AMQP (the protocol) basically requires this kind of behavior. Whenever anything "bad" happens, the state of the session becomes unknown (was the last message actually sent? was the last ack actually received? etc), and the only way to correct it is to kill the connection, create a new session, and start over.

Fixing that really needs to be at the protocol level, like a way to re-establish a previous session, or rollback the session state, or something. It's definitely hard mode for library authors to fix this in any kind of transparent way.

The qpid client libraries supported automatic transparent reconnection attempts, but in the end I usually had to disable them in order to add logic for what to do after reconnecting. IE, I needed to know the connection was lost in order to handle it anyways.

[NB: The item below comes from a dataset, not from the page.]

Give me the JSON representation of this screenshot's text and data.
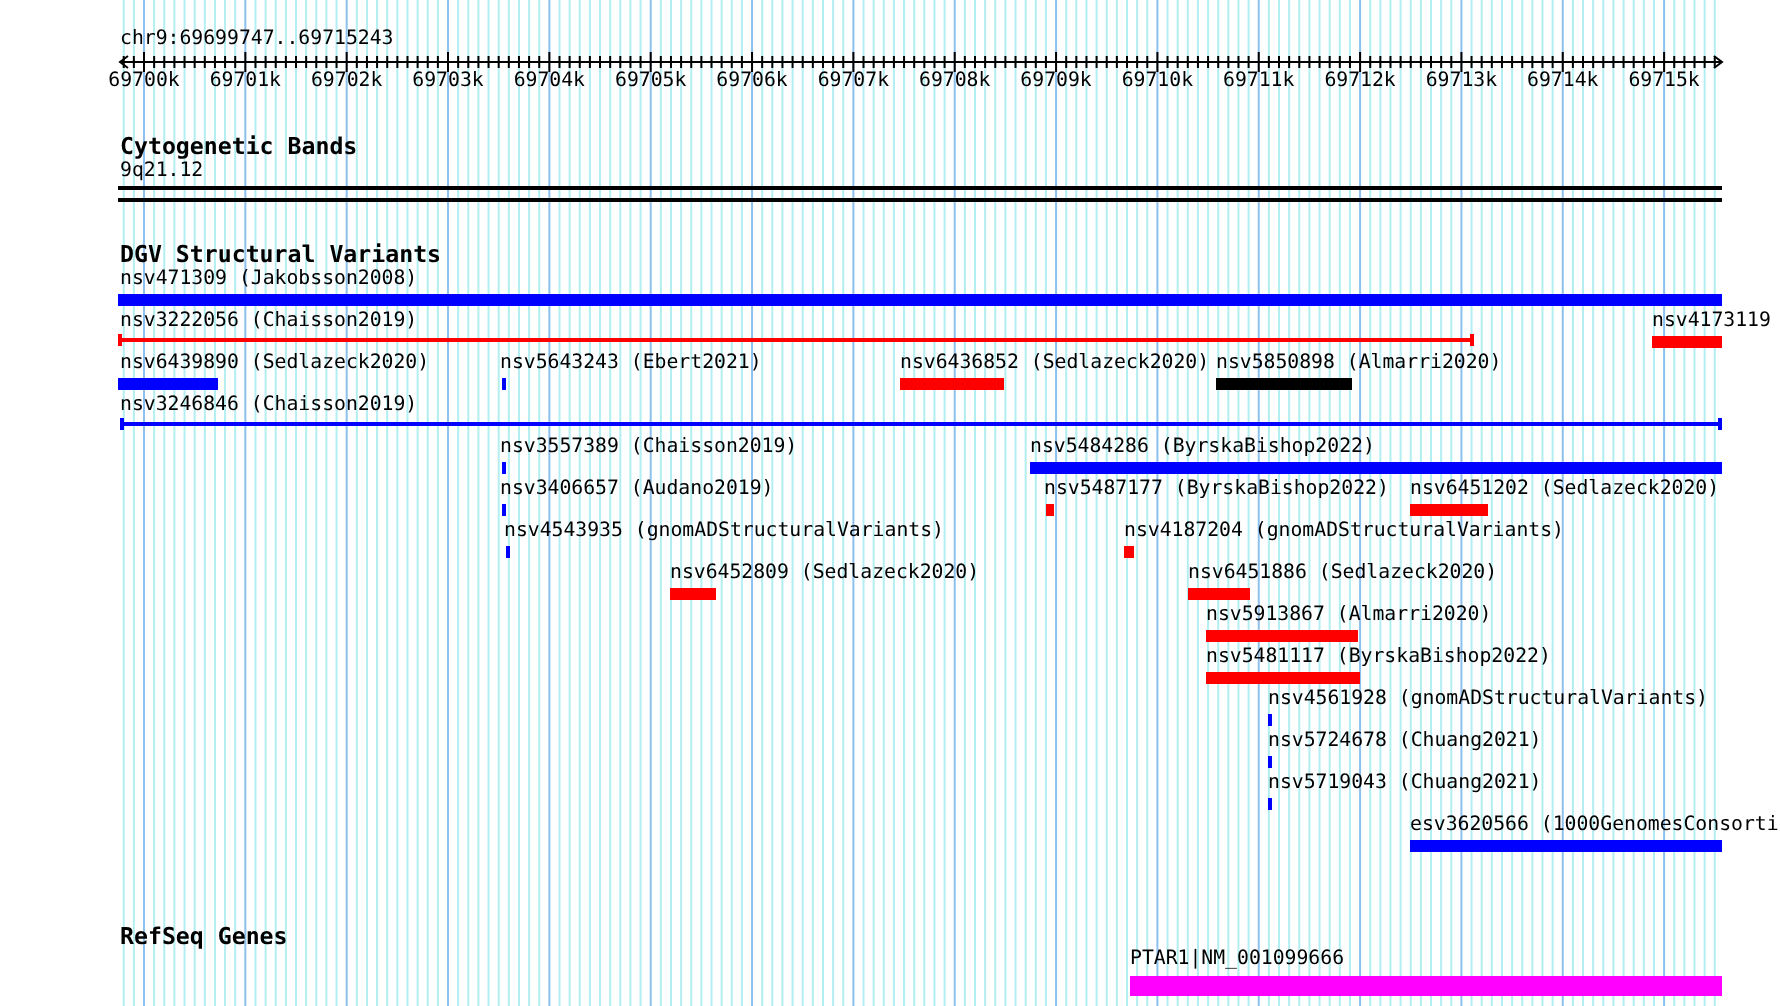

Nats has all of these features built in, and is a small standalone binary with optional persistence. I still don’t understand why it’s not more popular.
This also occurs when dealing with channel-level protocol exceptions, so this behavior is doubly important to get right. I think one of the hard parts here is that the client needs to be aware of these events in order to ensure that application level consistency requirements are being kept. The other part is that most of the client libraries I have seen are very imperative. It's much easier to handle retries at the library level when the client has specified what structures need to be declared again during a reconnect/channel-recreation.
Lol, your comment resonates deeply with me.

We've had RabbitMQ as part of our stack at my day job since time began, I think it's great software overall but boy are the client libraries a challenge.

We've built a generalised abstraction around first Pika and then pyamqp (because Pika had some odd issues, I forget the details of which) and while pyamqp seems better, it's still not without its odd warts.

We ended up needing to develop a watchdog to wrap invocation of amqp.Connection.drain_events(timeout: int) because despite using the timeout, that call would very occasionally inexplicably block forever (with the only way to break it free being to call amqp.Connector.collect()).

My other data point was a time I built something to slice off a copy of production data for testing purposes (from instances of the system above) using Benthos (pretty cool software tbh, Go underneath), but it would inexplicably just stop consuming messages and I had no idea why (so I just went back to our gross but proven Python abstraction to achieve the same).